Beginning February 27, 2023, companies with early-stage, high-risk medical devices will have the opportunity to start submitting letters of interest to participate in the European Medicines Agency (EMA) scientific advice pilot. This pilot will give an opportunity for ten companies of innovative devices to receive scientific input from experts on clinical trial plans intending to facilitate certification under the EU Medical Device Regulation (EU MDR). The scope of the pilot will include only medical devices and does not apply to In Vitro Diagnostics.
EU policymakers have recently approved compliance extensions, in the hopes of relieving pressure off many legacy devices that still need to transition to the EU MDR. Device groups have suggested that more “needs to be done to smooth the transition to the new regulation for the new devices, particularly innovative products developed by small companies.”1 With that said, the new EMA pilot will be conducted in two phases and will leverage the ten clinical specialty-focused expert panels, established as part of the EU MDR, to provide early advice to developers of innovative devices to also help avoid challenges later in the CE marking process.
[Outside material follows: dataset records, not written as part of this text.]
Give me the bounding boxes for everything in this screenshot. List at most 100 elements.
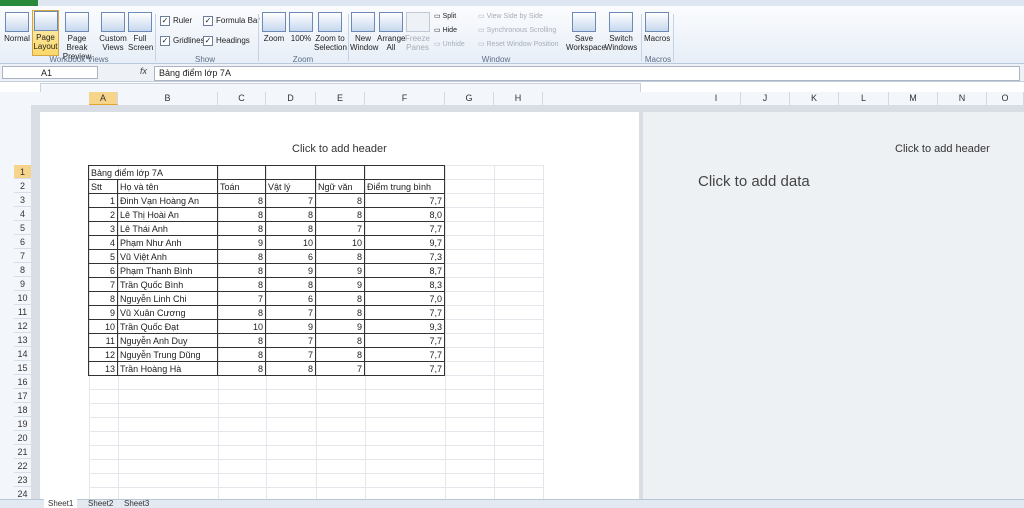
table-cell[interactable]: 1 xyxy=(88,193,118,208)
table-cell[interactable]: 11 xyxy=(88,333,118,348)
column-header-d[interactable]: D xyxy=(266,92,316,105)
table-cell[interactable]: 9 xyxy=(88,305,118,320)
page-header-placeholder-right[interactable]: Click to add header xyxy=(895,143,990,155)
page-layout-button[interactable]: Page Layout xyxy=(32,10,59,56)
table-cell[interactable]: 7,7 xyxy=(364,361,445,376)
row-header-4[interactable]: 4 xyxy=(14,207,31,221)
table-cell[interactable]: Điểm trung bình xyxy=(364,179,445,194)
table-cell[interactable]: 7 xyxy=(265,193,316,208)
table-cell[interactable]: Vũ Xuân Cương xyxy=(117,305,218,320)
table-cell[interactable]: 8 xyxy=(315,249,365,264)
table-title-cell[interactable]: Bảng điểm lớp 7A xyxy=(88,165,218,180)
table-cell[interactable]: 4 xyxy=(88,235,118,250)
normal-view-button[interactable]: Normal xyxy=(4,12,30,43)
row-header-18[interactable]: 18 xyxy=(14,403,31,417)
table-cell[interactable]: 6 xyxy=(265,291,316,306)
table-cell[interactable]: 6 xyxy=(88,263,118,278)
column-header-l[interactable]: L xyxy=(839,92,889,105)
table-cell[interactable]: 8 xyxy=(265,207,316,222)
table-cell[interactable]: 8 xyxy=(217,249,266,264)
table-cell[interactable]: 13 xyxy=(88,361,118,376)
table-cell[interactable]: 7 xyxy=(217,291,266,306)
table-cell[interactable]: 7 xyxy=(88,277,118,292)
row-header-17[interactable]: 17 xyxy=(14,389,31,403)
table-cell[interactable]: Trần Quốc Đạt xyxy=(117,319,218,334)
row-header-23[interactable]: 23 xyxy=(14,473,31,487)
new-window-button[interactable]: New Window xyxy=(350,12,378,52)
table-cell[interactable]: 7,7 xyxy=(364,193,445,208)
table-cell[interactable]: 8 xyxy=(217,193,266,208)
row-header-16[interactable]: 16 xyxy=(14,375,31,389)
column-header-n[interactable]: N xyxy=(938,92,987,105)
table-cell[interactable]: Lê Thái Anh xyxy=(117,221,218,236)
name-box[interactable]: A1 xyxy=(2,66,98,79)
table-cell[interactable]: Nguyễn Anh Duy xyxy=(117,333,218,348)
custom-views-button[interactable]: Custom Views xyxy=(99,12,127,52)
zoom-100-button[interactable]: 100% xyxy=(289,12,313,43)
table-cell[interactable]: 10 xyxy=(265,235,316,250)
table-cell[interactable]: 10 xyxy=(88,319,118,334)
table-cell[interactable]: 8 xyxy=(265,277,316,292)
synchronous-scrolling-button[interactable]: ▭ Synchronous Scrolling xyxy=(478,26,556,34)
column-header-h[interactable]: H xyxy=(494,92,543,105)
table-cell[interactable]: Vũ Việt Anh xyxy=(117,249,218,264)
table-cell[interactable] xyxy=(217,165,266,180)
row-header-1[interactable]: 1 xyxy=(14,165,31,179)
hide-button[interactable]: ▭ Hide xyxy=(434,26,457,34)
row-header-3[interactable]: 3 xyxy=(14,193,31,207)
row-header-5[interactable]: 5 xyxy=(14,221,31,235)
insert-function-icon[interactable]: fx xyxy=(140,66,152,76)
table-cell[interactable]: 9,3 xyxy=(364,319,445,334)
table-cell[interactable]: 8 xyxy=(217,305,266,320)
table-cell[interactable]: Phạm Thanh Bình xyxy=(117,263,218,278)
table-cell[interactable]: 9 xyxy=(315,277,365,292)
row-header-6[interactable]: 6 xyxy=(14,235,31,249)
table-cell[interactable]: 8 xyxy=(217,221,266,236)
table-cell[interactable]: 8 xyxy=(315,291,365,306)
table-cell[interactable]: 8 xyxy=(315,305,365,320)
row-header-11[interactable]: 11 xyxy=(14,305,31,319)
table-cell[interactable]: Vật lý xyxy=(265,179,316,194)
table-cell[interactable]: 7 xyxy=(265,333,316,348)
table-cell[interactable]: 2 xyxy=(88,207,118,222)
freeze-panes-button[interactable]: Freeze Panes xyxy=(405,12,430,52)
unhide-button[interactable]: ▭ Unhide xyxy=(434,40,465,48)
table-cell[interactable]: 10 xyxy=(217,319,266,334)
headings-checkbox[interactable]: ✓ Headings xyxy=(203,36,250,46)
formula-input[interactable]: Bảng điểm lớp 7A xyxy=(154,66,1020,81)
row-header-14[interactable]: 14 xyxy=(14,347,31,361)
table-cell[interactable]: 7 xyxy=(315,361,365,376)
column-header-e[interactable]: E xyxy=(316,92,365,105)
table-cell[interactable]: 8 xyxy=(88,291,118,306)
row-header-19[interactable]: 19 xyxy=(14,417,31,431)
table-cell[interactable]: 10 xyxy=(315,235,365,250)
split-button[interactable]: ▭ Split xyxy=(434,12,456,20)
arrange-all-button[interactable]: Arrange All xyxy=(377,12,405,52)
column-header-k[interactable]: K xyxy=(790,92,839,105)
table-cell[interactable]: 6 xyxy=(265,249,316,264)
zoom-to-selection-button[interactable]: Zoom to Selection xyxy=(314,12,347,52)
column-header-o[interactable]: O xyxy=(987,92,1024,105)
row-header-21[interactable]: 21 xyxy=(14,445,31,459)
row-header-10[interactable]: 10 xyxy=(14,291,31,305)
row-header-7[interactable]: 7 xyxy=(14,249,31,263)
add-data-placeholder[interactable]: Click to add data xyxy=(698,173,810,190)
table-cell[interactable]: 7,7 xyxy=(364,221,445,236)
page-break-preview-button[interactable]: Page Break Preview xyxy=(59,12,95,61)
table-cell[interactable]: 8 xyxy=(217,333,266,348)
table-cell[interactable]: 8,0 xyxy=(364,207,445,222)
table-cell[interactable]: 8 xyxy=(265,221,316,236)
table-cell[interactable]: 7,0 xyxy=(364,291,445,306)
column-header-f[interactable]: F xyxy=(365,92,445,105)
table-cell[interactable]: 8,3 xyxy=(364,277,445,292)
table-cell[interactable]: Đinh Vạn Hoàng An xyxy=(117,193,218,208)
row-header-8[interactable]: 8 xyxy=(14,263,31,277)
table-cell[interactable]: 7,7 xyxy=(364,305,445,320)
table-cell[interactable]: 5 xyxy=(88,249,118,264)
table-cell[interactable] xyxy=(364,165,445,180)
page-header-placeholder[interactable]: Click to add header xyxy=(292,143,387,155)
table-cell[interactable]: 8 xyxy=(315,347,365,362)
table-cell[interactable]: 8 xyxy=(217,361,266,376)
table-cell[interactable]: Nguyễn Linh Chi xyxy=(117,291,218,306)
row-header-22[interactable]: 22 xyxy=(14,459,31,473)
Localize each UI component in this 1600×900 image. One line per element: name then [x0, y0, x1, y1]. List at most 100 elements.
The ten clinical specialty expert panels are:
- Orthopedics, traumatology, rehabilitation, rheumatology
- Circulatory system
- Respiratory system, anesthesiology, intensive care
- Endocrinology and diabetes
- General and plastic surgery and dentistry
- Obstetrics and gynecology, including reproductive medicine
- Gastroenterology and hepatology
- Nephrology and urology
What the pilot looks like…
A firm that is interested will submit their clinical development plans and advice will be provided prior to the company initiating a clinical study. Feedback will not be provided by organizations that performs certification assessment, rather it will be provided by outside clinical specialty experts. The program will be voluntary and medical device developers will not be obliged to follow the advice provided, but EMA officials have stressed the importance of documenting any deviations from the recommended strategy so that the notified body can understand the full picture.
Although not mandatory to qualify for the pilot, the following is a criteria that will be considered by the EMA:
- Whether a product addresses a rare condition (orphan device)
- Whether a product addresses an unmet need
- Whether a product is a novel device with a “possible major clinical or health impact”
The pilot is based on a letter of interest that can be submitted starting February 27th, 2023, followed by a pre-submission meeting that will be set up with the relevant expert panel to assist the manufacturer in developing questions/answers for the full application. The panel will respond with recommendations by the 60-day mark, and converse with the respective company for clarifications before delivering the final report.
Source: European Medicines Agency, Miguel Antunes, Information Session, January 25, 2023
Important to note…
The pilot scientific advice will end around January or February of 2024. Upon the completion of the program, a survey will go out to the respective participated firms from the EMA to evaluate the process. The pilot will fully be funded by the EU, however, post-pilot will rely on company fees. There are still portions of the pilot that are under development. For example, there is discussion still about making public specific recommendations provided by expert panels to the company or rather to provide public summaries of recommendations to assist other manufacturers of similar devices.
CALL TO ACTION
If you are a manufacturer with a high-risk, innovative device and would like to have the opportunity to receive early feedback from the EU expert panels on clinical trial planning to help facilitate the EU MDR assessment process, be sure to submit your letter of interest beginning February 27th.